Combating high TVCs in SSDs

Water purification systems play an important role in the healthcare sector. In hospital laboratories, for example, water is typically the most commonly used element and the quality of supply can be critical. Likewise, renal departments require a regular, reliable, high purity supply, not only to protect patient health but to avoid any failure that may result in a stressful disruption in service for patients. Meanwhile, Sterile Service Departments (SSDs) require large volumes of high purity water for a range of uses, from endoscope and equipment washing and sterilisation, to autoclaves, which sterilise equipment and supplies using high pressure saturated steam.

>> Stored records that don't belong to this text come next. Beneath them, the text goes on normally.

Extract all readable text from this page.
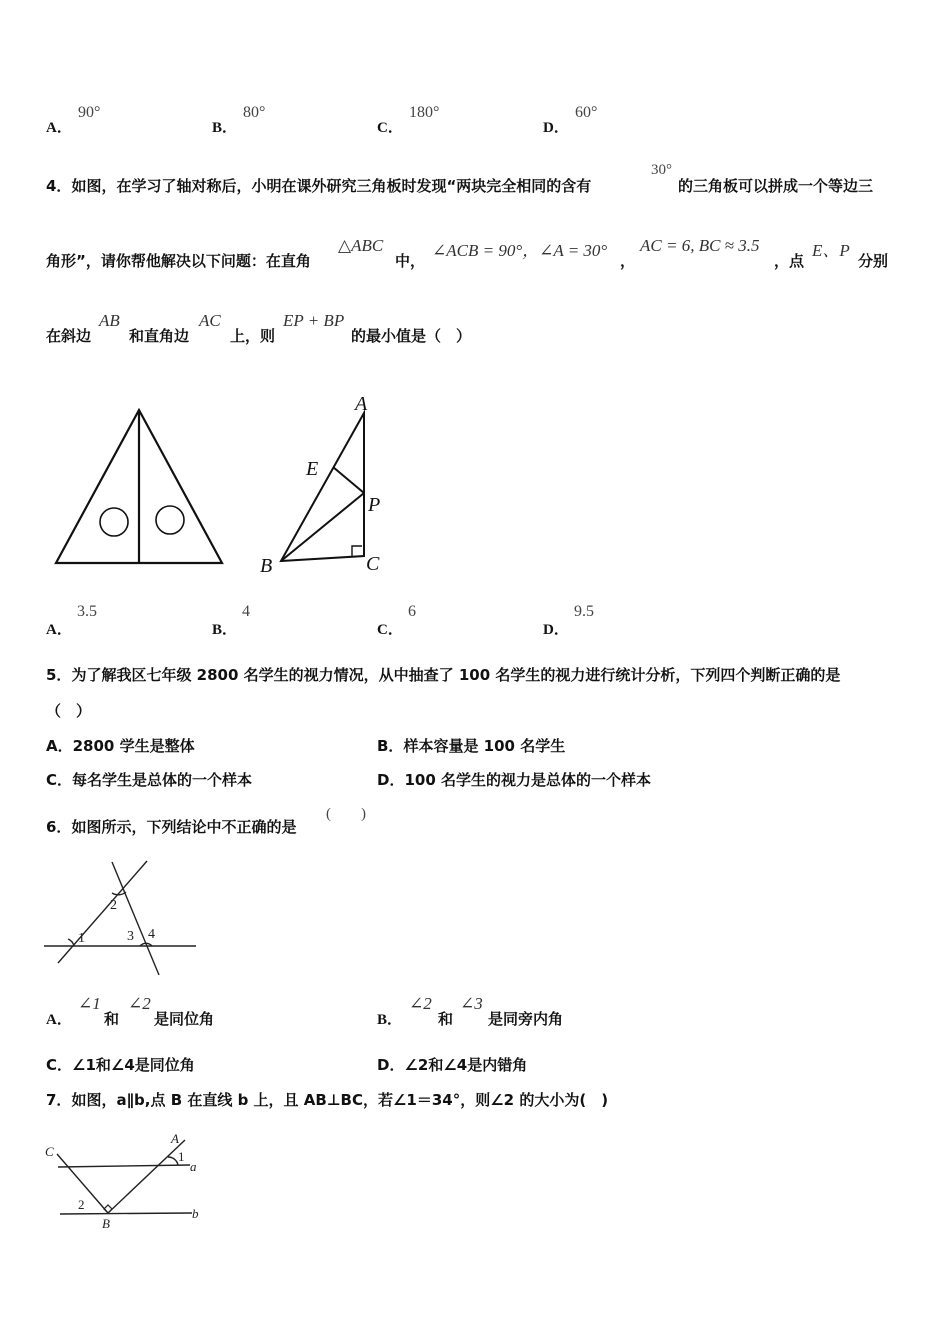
A．
90°
B．
80°
C．
180°
D．
60°
4．如图，在学习了轴对称后，小明在课外研究三角板时发现“两块完全相同的含有
30°
的三角板可以拼成一个等边三
角形”，请你帮他解决以下问题：在直角
△ABC
中，
∠ACB = 90°，∠A = 30°
，
AC = 6, BC ≈ 3.5
，点
E、P
分别
在斜边
AB
和直角边
AC
上，则
EP + BP
的最小值是（　）
A
E
P
B	C
A．
3.5
B．
4
C．
6
D．
9.5
5．为了解我区七年级 2800 名学生的视力情况，从中抽查了 100 名学生的视力进行统计分析，下列四个判断正确的是
（　）
A．2800 学生是整体	B．样本容量是 100 名学生
C．每名学生是总体的一个样本	D．100 名学生的视力是总体的一个样本
6．如图所示，下列结论中不正确的是
(　　)
1
2
3 4
A．
∠1
和
∠2
是同位角	B．
∠2
和
∠3
是同旁内角
C．∠1和∠4是同位角	D．∠2和∠4是内错角
7．如图，a∥b,点 B 在直线 b 上，且 AB⊥BC，若∠1＝34°，则∠2 的大小为(　)
C
A
1
a
2
B
b
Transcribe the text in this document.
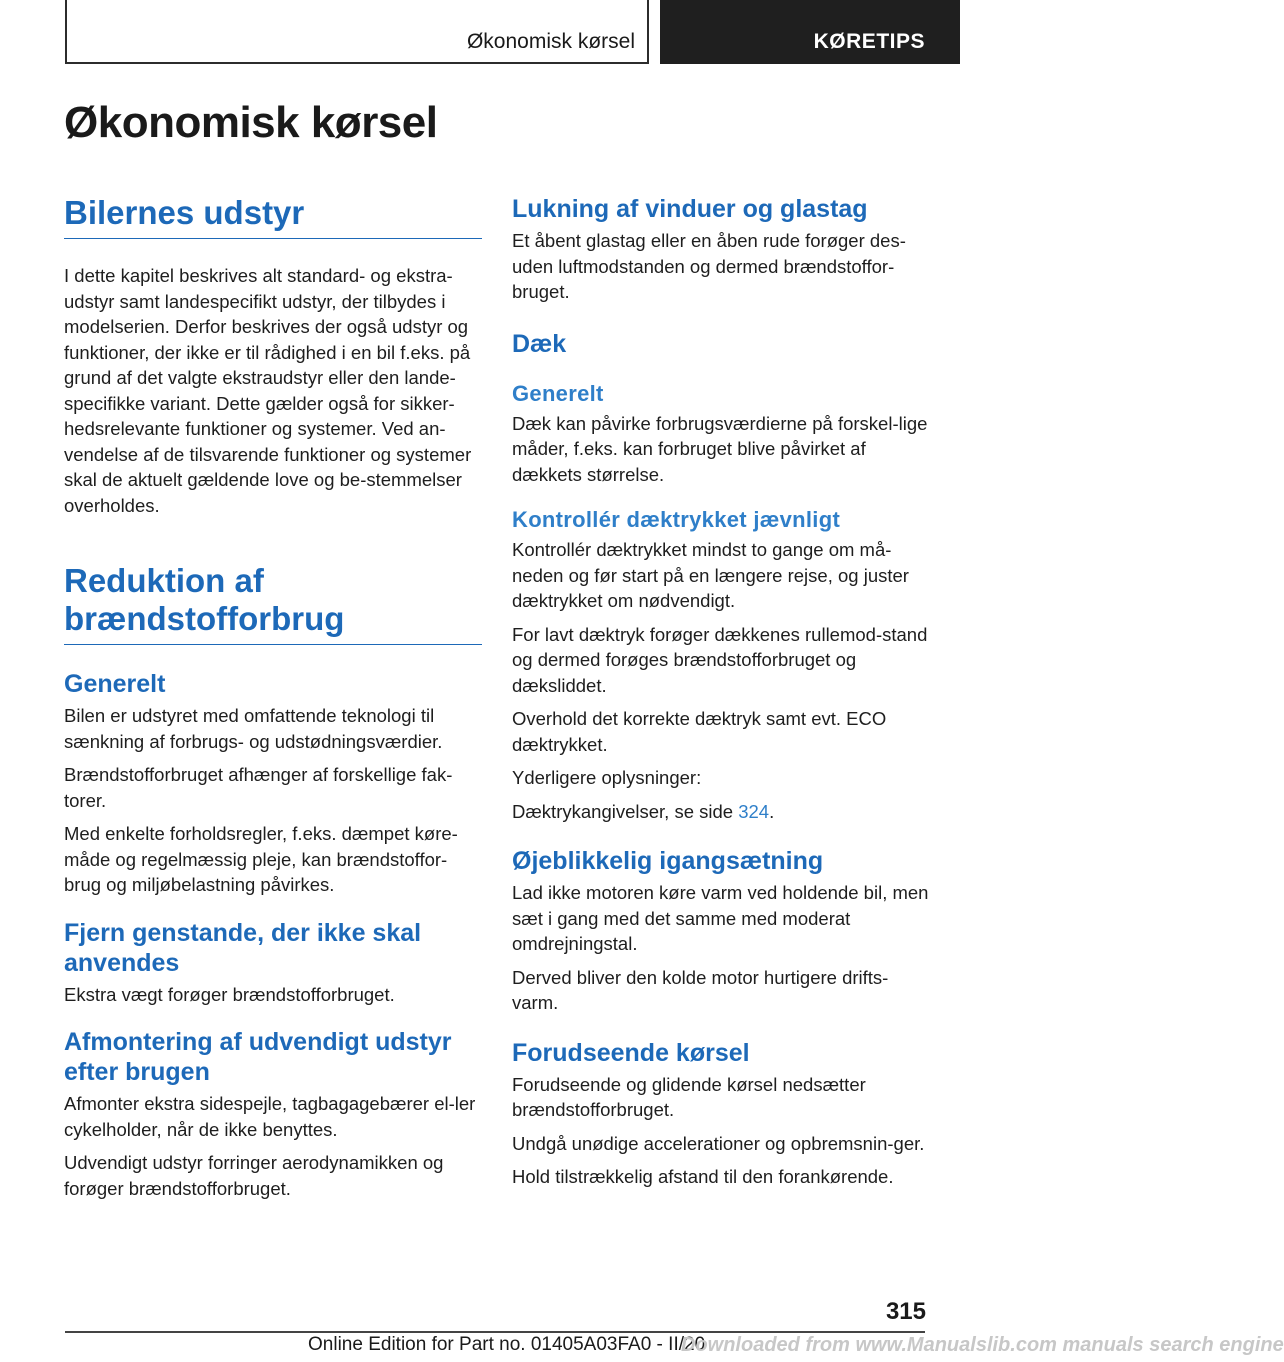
Økonomisk kørsel	KØRETIPS
Økonomisk kørsel
Bilernes udstyr

I dette kapitel beskrives alt standard- og ekstra-udstyr samt landespecifikt udstyr, der tilbydes i modelserien. Derfor beskrives der også udstyr og funktioner, der ikke er til rådighed i en bil f.eks. på grund af det valgte ekstraudstyr eller den lande-specifikke variant. Dette gælder også for sikker-hedsrelevante funktioner og systemer. Ved an-vendelse af de tilsvarende funktioner og systemer skal de aktuelt gældende love og be-stemmelser overholdes.

Reduktion af
brændstofforbrug
Generelt

Bilen er udstyret med omfattende teknologi til sænkning af forbrugs- og udstødningsværdier.

Brændstofforbruget afhænger af forskellige fak-torer.

Med enkelte forholdsregler, f.eks. dæmpet køre-måde og regelmæssig pleje, kan brændstoffor-brug og miljøbelastning påvirkes.

Fjern genstande, der ikke skal anvendes

Ekstra vægt forøger brændstofforbruget.

Afmontering af udvendigt udstyr efter brugen

Afmonter ekstra sidespejle, tagbagagebærer el-ler cykelholder, når de ikke benyttes.

Udvendigt udstyr forringer aerodynamikken og forøger brændstofforbruget.

Lukning af vinduer og glastag

Et åbent glastag eller en åben rude forøger des-uden luftmodstanden og dermed brændstoffor-bruget.

Dæk
Generelt

Dæk kan påvirke forbrugsværdierne på forskel-lige måder, f.eks. kan forbruget blive påvirket af dækkets størrelse.

Kontrollér dæktrykket jævnligt

Kontrollér dæktrykket mindst to gange om må-neden og før start på en længere rejse, og juster dæktrykket om nødvendigt.

For lavt dæktryk forøger dækkenes rullemod-stand og dermed forøges brændstofforbruget og dæksliddet.

Overhold det korrekte dæktryk samt evt. ECO dæktrykket.

Yderligere oplysninger:

Dæktrykangivelser, se side 324.

Øjeblikkelig igangsætning

Lad ikke motoren køre varm ved holdende bil, men sæt i gang med det samme med moderat omdrejningstal.

Derved bliver den kolde motor hurtigere drifts-varm.

Forudseende kørsel

Forudseende og glidende kørsel nedsætter brændstofforbruget.

Undgå unødige accelerationer og opbremsnin-ger.

Hold tilstrækkelig afstand til den forankørende.

315
Online Edition for Part no. 01405A03FA0 - II/20
Downloaded from www.Manualslib.com manuals search engine
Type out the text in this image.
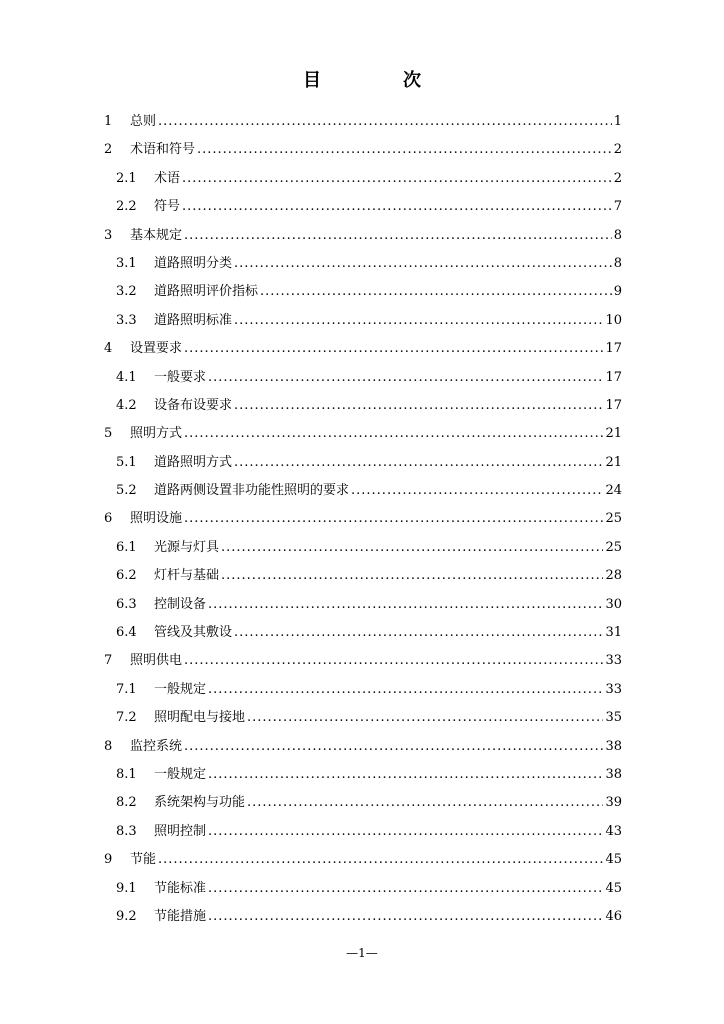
目　次
1	总则 .....	1
2	术语和符号 .....	2
2.1	术语 .....	2
2.2	符号 .....	7
3	基本规定 .....	8
3.1	道路照明分类 .....	8
3.2	道路照明评价指标 .....	9
3.3	道路照明标准 .....	10
4	设置要求 .....	17
4.1	一般要求 .....	17
4.2	设备布设要求 .....	17
5	照明方式 .....	21
5.1	道路照明方式 .....	21
5.2	道路两侧设置非功能性照明的要求 .....	24
6	照明设施 .....	25
6.1	光源与灯具 .....	25
6.2	灯杆与基础 .....	28
6.3	控制设备 .....	30
6.4	管线及其敷设 .....	31
7	照明供电 .....	33
7.1	一般规定 .....	33
7.2	照明配电与接地 .....	35
8	监控系统 .....	38
8.1	一般规定 .....	38
8.2	系统架构与功能 .....	39
8.3	照明控制 .....	43
9	节能 .....	45
9.1	节能标准 .....	45
9.2	节能措施 .....	46
—1—
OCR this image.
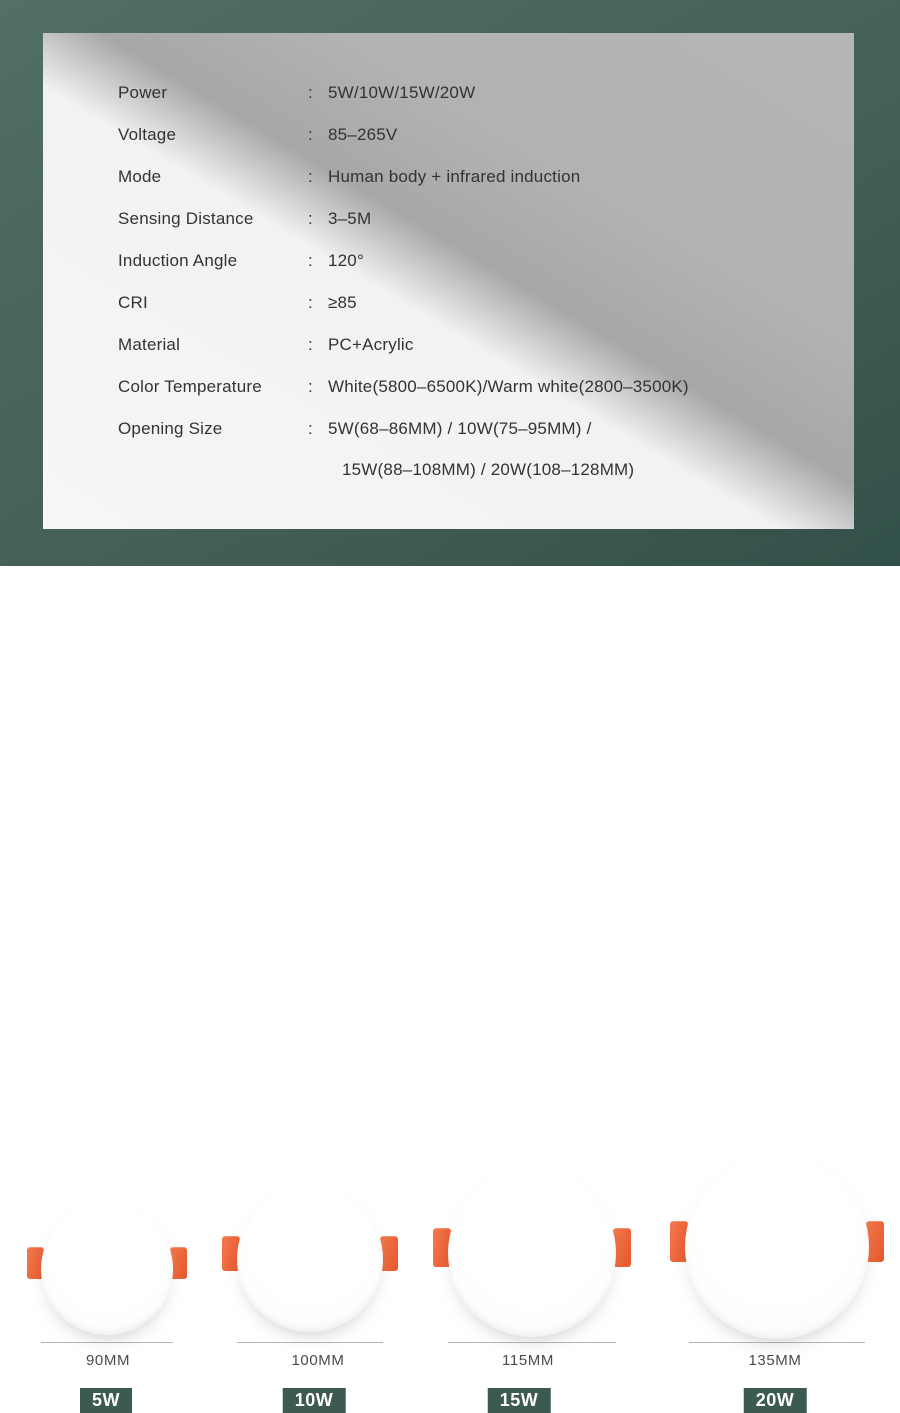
Power	: 5W/10W/15W/20W
Voltage	: 85–265V
Mode	: Human body + infrared induction
Sensing Distance	: 3–5M
Induction Angle	: 120°
CRI	: ≥85
Material	: PC+Acrylic
Color Temperature	: White(5800–6500K)/Warm white(2800–3500K)
Opening Size	: 5W(68–86MM) / 10W(75–95MM) /
15W(88–108MM) / 20W(108–128MM)
90MM
5W
100MM
10W
115MM
15W
135MM
20W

As part of the regime to continuously improve patient safety sterile services staff regularly monitor a range of criteria. These include the level of TVCs (Total Viable Counts) in final rinse water; this is generally where the operating cycle of each washer disinfector requires that equipment is rinsed after disinfection.

A TVC analysis of the final rinse water measures microbial purity; under the current HTM 01-01 guidelines, this should be no more than 100cfu (colony forming units) per 100mL of sample rinse water.

One of our leading heart hospitals faced a situation where it had high TVC counts on the final rinse water from a Radiology AER system. When the system was originally commissioned there was insufficient space to allow a full reverse osmosis system to be installed to provide high purity rinse water. Instead, an endoscope reprocessor using Peracetic Acid for the final rinse was chosen. However, the low level of Peracetic Acid used, at 12ppm, was insufficient to provide long-term protection; as a result, over time the level of microbial contamination gradually increased, leading to high levels of TVCs. Due to the nature of the machine, full disinfection was not possible, which meant that contaminated parts had to be replaced.

Subsequently, a review of the situation led to the specification of a compact reverse osmosis unit. Although this helped to resolve the immediate problem and brought the level of TVCs back within tolerance, the hospital team wanted to improve safety still further by testing the mains water, RO ring-main and final rinse water on a weekly basis. This led to the addition of a thermal sanitisation and chemical disinfection system to ensure that bacteria levels were consistently reduced to the required minimum.

Although this approach slightly increased the time required for each final wash rinse cycle, this was outweighed by the security and peace of mind that the revised system provided. Since installation, the hospital has enjoyed zero service shutdowns and excellent weekly TVC test results, demonstrating that establishing a tough monitoring regime, along with the help of a specialised water purification supplier, is crucial for patient safety.